Currently I am beginning to write about myself, my experiences and my thinking. This is new to me. I have never been able to write personal journals or personal stories but now they are floating to the surface of my thinking and spilling onto the page. The ease of technology has allowed me to step past the spelling struggles. (The cute little red line that lets me know my letters are in the wrong order is a dream. The on-line dictionary and research is a marvel. All those wondrous words are there for the looking.)
This process of writing for me has been slow, and fraught with self doubt. My spelling is terrible and my sentence structure often flips from the standard flow of things but the ideas are there, the content is there and the stories are building again in my minds eye.
All this early morning thinking has led me to wonder about our students. We ask them to write what they know. “Write about your life” and often they still don’t write.
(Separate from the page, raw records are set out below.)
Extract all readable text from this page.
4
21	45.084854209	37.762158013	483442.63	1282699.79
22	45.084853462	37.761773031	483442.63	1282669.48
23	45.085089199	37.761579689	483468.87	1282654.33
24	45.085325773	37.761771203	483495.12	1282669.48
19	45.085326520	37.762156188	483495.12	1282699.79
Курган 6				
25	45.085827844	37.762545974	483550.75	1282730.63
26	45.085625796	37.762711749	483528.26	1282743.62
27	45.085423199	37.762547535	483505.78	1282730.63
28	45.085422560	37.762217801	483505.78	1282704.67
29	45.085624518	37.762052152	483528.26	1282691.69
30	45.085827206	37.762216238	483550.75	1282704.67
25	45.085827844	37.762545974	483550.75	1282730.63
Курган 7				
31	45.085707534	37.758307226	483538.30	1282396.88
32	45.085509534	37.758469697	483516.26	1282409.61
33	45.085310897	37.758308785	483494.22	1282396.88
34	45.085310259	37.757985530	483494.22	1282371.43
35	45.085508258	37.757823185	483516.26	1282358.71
I love that teachers today are stopping to watch their students. Stopping to ask why a student is not writing –
- is it hard to write a personal story
- is easier to write about something you have observed around you
- is it that you need to begin by writing fiction
- do we need to enrich the reading life of a writer
- is writing hard because of conventions – spelling, sentence structure, grammar
- is it the use of a pencil/pen – does a computer make a difference
- is our young writer being supported for their ideas and content – we can edit later
Writers come to the process in so many different ways and with so many different experiences. Some of those experiences help us and others create walls that block our expression.
Being a writer ourself helps us know what it takes to teach writing. It helps to see where our students are succeeding and where they are running into walls.
Thanks writing teachers for being writers yourself and not just handing out that piece of paper and saying write.